Before analysing the result, I'll note that the FY25 result included 52 weeks, while FY24 had 53 weeks. The company provided some numbers based on 52 weeks for both financial years so investors could compare apples to apples.
Normalised total sales increased 3.6%, underlying normalised operating profit (EBIT) increased 6.8% and normalised underlying net profit grew 3.1%.
The trading update for FY26 also showed growth, with supermarket sales revenue up 4.9% (or 7% excluding tobacco). Liquor sales were flat.
Let's take a look at what experts from Macquarie Group Ltd (ASX: MQG) thought of the result.
Outperform rating on Coles shares
Macquarie said "good things are happening" at Coles, with the supermarket business "likely gaining share", with implied volume growth of 5.6% in early FY26 trading, which was an acceleration of sales growth compared to the 2.7% growth in FY25. The broker has an outperform rating on the business.
The analysts noted that sales strength in early FY26 has been seen by some other retailers. Macquarie wondered whether Coles had "gained share in its core merchandise or perhaps some restoration of sales in categories lost to non-supermarket channels, e.g. Health and Beauty, Pet and Cleaning?".

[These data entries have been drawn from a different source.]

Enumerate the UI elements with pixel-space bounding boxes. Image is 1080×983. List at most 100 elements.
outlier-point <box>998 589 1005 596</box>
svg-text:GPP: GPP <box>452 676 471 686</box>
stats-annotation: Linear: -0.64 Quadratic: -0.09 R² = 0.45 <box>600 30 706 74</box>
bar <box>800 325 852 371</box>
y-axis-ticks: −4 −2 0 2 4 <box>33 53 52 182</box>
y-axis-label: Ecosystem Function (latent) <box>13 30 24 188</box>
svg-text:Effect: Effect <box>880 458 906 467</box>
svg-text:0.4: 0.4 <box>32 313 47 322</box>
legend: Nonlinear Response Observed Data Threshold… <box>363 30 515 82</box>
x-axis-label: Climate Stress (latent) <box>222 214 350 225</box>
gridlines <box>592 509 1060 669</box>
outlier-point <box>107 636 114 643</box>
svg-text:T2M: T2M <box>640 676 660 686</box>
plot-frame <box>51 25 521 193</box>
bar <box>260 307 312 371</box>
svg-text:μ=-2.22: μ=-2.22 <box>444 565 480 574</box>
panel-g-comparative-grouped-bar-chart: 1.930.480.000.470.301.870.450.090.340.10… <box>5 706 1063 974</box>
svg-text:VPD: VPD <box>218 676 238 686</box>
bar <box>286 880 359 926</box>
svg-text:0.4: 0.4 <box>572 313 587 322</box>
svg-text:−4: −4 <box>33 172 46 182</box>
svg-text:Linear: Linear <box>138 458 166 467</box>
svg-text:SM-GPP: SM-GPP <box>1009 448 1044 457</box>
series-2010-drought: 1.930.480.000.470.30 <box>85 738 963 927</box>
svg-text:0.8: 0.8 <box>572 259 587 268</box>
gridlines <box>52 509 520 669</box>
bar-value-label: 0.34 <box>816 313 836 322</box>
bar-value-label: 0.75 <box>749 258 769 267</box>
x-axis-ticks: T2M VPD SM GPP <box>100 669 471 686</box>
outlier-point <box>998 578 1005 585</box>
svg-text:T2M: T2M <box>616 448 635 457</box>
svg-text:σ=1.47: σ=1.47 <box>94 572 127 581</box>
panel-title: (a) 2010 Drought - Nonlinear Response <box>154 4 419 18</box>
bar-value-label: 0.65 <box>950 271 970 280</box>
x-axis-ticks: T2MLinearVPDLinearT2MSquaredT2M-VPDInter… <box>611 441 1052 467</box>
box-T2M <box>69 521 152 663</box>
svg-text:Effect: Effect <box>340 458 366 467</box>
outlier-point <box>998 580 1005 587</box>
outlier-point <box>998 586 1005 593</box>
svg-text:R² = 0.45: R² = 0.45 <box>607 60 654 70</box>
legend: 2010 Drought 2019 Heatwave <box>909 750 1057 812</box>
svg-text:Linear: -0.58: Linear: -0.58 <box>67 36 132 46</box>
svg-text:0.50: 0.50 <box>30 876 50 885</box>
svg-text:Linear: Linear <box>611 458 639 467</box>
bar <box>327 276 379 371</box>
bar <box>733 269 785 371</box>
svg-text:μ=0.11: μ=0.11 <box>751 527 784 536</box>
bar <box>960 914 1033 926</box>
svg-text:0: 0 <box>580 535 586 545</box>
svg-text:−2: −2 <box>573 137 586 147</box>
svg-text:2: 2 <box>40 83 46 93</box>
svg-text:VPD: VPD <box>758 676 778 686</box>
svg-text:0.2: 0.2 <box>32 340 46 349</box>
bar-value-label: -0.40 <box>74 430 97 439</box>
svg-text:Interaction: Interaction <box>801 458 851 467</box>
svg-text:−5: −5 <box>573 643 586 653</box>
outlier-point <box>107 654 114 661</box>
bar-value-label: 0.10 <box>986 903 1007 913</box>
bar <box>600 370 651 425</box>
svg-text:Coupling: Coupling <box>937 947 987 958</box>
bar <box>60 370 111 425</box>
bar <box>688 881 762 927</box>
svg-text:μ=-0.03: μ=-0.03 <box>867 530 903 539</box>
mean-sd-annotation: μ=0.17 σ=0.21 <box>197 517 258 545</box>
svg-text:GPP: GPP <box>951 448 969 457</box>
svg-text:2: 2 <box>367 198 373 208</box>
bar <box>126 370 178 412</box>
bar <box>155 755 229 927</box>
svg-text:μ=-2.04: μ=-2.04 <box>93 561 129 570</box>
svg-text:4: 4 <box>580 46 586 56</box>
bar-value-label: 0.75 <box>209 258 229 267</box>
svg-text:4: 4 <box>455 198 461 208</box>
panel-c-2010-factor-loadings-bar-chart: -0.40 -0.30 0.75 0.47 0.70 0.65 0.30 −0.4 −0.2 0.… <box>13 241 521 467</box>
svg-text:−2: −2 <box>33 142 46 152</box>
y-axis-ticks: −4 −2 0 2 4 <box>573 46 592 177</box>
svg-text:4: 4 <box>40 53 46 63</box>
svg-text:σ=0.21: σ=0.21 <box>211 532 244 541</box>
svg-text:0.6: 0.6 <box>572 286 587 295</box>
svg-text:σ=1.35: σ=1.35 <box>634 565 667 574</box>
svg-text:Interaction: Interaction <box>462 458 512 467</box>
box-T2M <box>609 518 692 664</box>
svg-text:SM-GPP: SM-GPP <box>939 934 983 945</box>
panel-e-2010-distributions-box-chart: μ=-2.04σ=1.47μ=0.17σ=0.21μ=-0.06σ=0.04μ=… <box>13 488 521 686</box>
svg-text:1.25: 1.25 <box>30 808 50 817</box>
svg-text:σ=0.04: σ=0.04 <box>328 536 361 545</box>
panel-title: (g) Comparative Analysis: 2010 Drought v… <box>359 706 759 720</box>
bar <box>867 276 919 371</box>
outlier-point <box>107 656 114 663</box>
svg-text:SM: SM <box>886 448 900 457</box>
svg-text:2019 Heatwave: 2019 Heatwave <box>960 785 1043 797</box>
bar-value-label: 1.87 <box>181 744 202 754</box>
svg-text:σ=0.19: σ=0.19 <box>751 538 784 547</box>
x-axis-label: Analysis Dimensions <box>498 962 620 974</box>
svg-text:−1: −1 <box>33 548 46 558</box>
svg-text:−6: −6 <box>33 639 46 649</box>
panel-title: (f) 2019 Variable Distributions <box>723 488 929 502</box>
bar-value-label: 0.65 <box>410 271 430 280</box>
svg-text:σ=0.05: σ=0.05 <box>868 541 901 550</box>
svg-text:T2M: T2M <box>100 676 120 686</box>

The broker noted that Coles' supply chain investments are "bearing fruit", with the automated distribution centres (ADCs) and customer fulfilment centres (CFCs) performing well, supporting improvements in customer satisfaction metrics, capacity and availability. If capacity at these facilities continues to be filled, there is "material upside to supermarket earnings" according to Macquarie.
One main negative for the broker on Coles shares was the potential for the cash cost of doing business (CODB) being forecast to grow by 6%, with labour, electricity and technology costs "rising significantly". The company is aiming to deliver total savings of at least $1 billion by FY27, with $565 million of that achieved in the last two financial years.
Due to the improvement in performance in the supermarkets division and lower forecast net interest costs, Macquarie increased the Coles earnings per share (EPS) projection for FY26, FY27, and FY28 by 3%, 3.2%, and 3.3%, respectively.
Macquarie's target price
Thanks to those changes in expected earnings, the broker increased its target price on Coles shares by 5.4% to $25.40.
A target price is where the broker thinks the share price will be in 12 months. Therefore, Macquarie suggests the Coles share price could rise by more than 8% in the next year. Plus, it predicts Coles could pay an annual dividend per share of 77 cents, which would be a dividend yield of 3.3%.
Macquarie concluded its thoughts on Coles shares with the following:
Management has demonstrated its ability to execute in challenging market conditions, maintaining margins despite competitive pressures intensifying. We forecast a three-year EBIT CAGR of ~9% to FY28E.